Influential emo vets The Get Up Kids recently revealed that they'll be performing their classic 1997 debut album Four Minute Mile in full for its 25th anniversary at Riot Fest, and now they announced a full headlining tour that fill find them playing the entire album, plus that same year's Woodson EP, with support from fellow emo vets Sparta. This is the stuff Elder Emo dreams are made of.
The tour hits NYC on September 25 at Irving Plaza and Asbury Park on September 28 at House of Independents. Tickets go on sale Thursday (6/16) at noon wit presales beforehand. All dates are listed below.
Here's what we said about Four Minute Mile in our retrospective list on punk and pop punk albums from 1997:
The Get Up Kids' 1997 debut album Four Minute Mile combined the driving, hooky indie-punk of Superchunk and the more tangled sounds of Midwest emo and helped create the blueprint for early/mid 2000s emo-pop in the process.
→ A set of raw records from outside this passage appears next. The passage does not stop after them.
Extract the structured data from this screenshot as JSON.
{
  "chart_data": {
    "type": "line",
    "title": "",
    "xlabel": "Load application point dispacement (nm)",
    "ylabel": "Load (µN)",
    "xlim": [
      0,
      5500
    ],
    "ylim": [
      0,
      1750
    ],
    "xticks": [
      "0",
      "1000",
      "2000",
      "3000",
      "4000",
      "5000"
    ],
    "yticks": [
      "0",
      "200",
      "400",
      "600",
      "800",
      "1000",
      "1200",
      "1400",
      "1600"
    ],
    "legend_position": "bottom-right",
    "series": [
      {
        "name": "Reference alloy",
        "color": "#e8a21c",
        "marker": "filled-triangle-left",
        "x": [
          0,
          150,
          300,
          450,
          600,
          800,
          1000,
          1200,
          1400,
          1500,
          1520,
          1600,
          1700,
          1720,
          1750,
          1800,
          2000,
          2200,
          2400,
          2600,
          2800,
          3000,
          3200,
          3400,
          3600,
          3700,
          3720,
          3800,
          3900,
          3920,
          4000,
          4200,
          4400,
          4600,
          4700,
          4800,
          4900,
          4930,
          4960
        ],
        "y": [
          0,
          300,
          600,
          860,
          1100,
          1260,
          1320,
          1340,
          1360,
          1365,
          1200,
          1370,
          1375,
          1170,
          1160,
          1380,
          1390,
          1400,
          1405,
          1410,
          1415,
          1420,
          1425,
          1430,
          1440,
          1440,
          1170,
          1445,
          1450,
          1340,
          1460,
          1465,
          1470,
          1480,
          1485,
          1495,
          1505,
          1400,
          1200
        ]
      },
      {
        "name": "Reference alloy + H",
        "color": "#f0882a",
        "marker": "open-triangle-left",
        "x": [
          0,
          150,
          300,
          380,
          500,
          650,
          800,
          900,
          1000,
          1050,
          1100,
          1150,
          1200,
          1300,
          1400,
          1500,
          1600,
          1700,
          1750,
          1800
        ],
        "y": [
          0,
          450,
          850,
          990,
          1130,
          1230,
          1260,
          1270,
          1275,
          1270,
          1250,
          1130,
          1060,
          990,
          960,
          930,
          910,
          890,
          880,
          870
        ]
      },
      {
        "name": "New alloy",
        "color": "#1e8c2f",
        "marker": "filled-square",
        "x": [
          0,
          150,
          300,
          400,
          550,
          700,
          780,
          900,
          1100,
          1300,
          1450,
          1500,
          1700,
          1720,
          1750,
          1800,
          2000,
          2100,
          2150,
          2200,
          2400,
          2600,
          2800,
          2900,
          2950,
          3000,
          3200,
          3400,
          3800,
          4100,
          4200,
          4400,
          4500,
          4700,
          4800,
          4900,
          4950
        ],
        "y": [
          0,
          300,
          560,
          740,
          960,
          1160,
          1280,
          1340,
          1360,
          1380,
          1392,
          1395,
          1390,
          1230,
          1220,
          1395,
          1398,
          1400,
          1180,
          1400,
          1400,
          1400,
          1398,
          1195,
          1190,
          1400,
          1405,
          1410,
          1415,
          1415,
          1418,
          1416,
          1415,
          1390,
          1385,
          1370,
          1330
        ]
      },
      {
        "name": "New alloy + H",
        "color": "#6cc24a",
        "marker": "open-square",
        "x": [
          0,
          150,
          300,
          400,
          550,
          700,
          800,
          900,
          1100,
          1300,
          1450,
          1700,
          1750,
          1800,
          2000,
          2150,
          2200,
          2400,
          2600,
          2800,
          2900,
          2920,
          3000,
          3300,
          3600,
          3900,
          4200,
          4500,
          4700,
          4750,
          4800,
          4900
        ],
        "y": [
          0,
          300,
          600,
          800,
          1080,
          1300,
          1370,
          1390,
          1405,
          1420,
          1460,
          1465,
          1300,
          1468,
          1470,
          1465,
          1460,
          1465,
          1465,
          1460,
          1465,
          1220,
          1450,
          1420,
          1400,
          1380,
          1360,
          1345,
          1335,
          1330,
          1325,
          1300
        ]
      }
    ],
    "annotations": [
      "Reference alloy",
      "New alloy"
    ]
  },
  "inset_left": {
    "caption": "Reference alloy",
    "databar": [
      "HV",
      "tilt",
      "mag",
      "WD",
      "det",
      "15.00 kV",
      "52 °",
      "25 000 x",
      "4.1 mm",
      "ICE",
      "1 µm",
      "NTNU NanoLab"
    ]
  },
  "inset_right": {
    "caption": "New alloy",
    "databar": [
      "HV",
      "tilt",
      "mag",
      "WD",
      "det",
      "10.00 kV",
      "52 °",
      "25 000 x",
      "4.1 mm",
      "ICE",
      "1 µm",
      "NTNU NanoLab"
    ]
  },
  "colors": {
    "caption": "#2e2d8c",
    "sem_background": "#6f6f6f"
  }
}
Whether or not The Get Up Kids wear that badge proudly is a different story, but they broke a lot of musical ground and I'm of the opinion that it should be celebrated. Their 1999 sophomore album Something To Write Home About is their crowning achievement, but the seeds were already being sewn on the rougher Four Minute Mile which was pretty influential itself too. It's more than just a dry run for STWHA; it's home to all-time Get Up Kids classics like "Don't Hate Me," "Coming Clean," "No Love" and "Shorty" that still sound great today, and it's a distinctly different album than the one that followed it. STWHA is nearly perfect but Four Minute Mile is charmingly flawed, and sometimes you're craving something rawer and punkier than the more polished-up and ballad-inclusive Something To Write Home About. For those times, there's Four Minute Mile.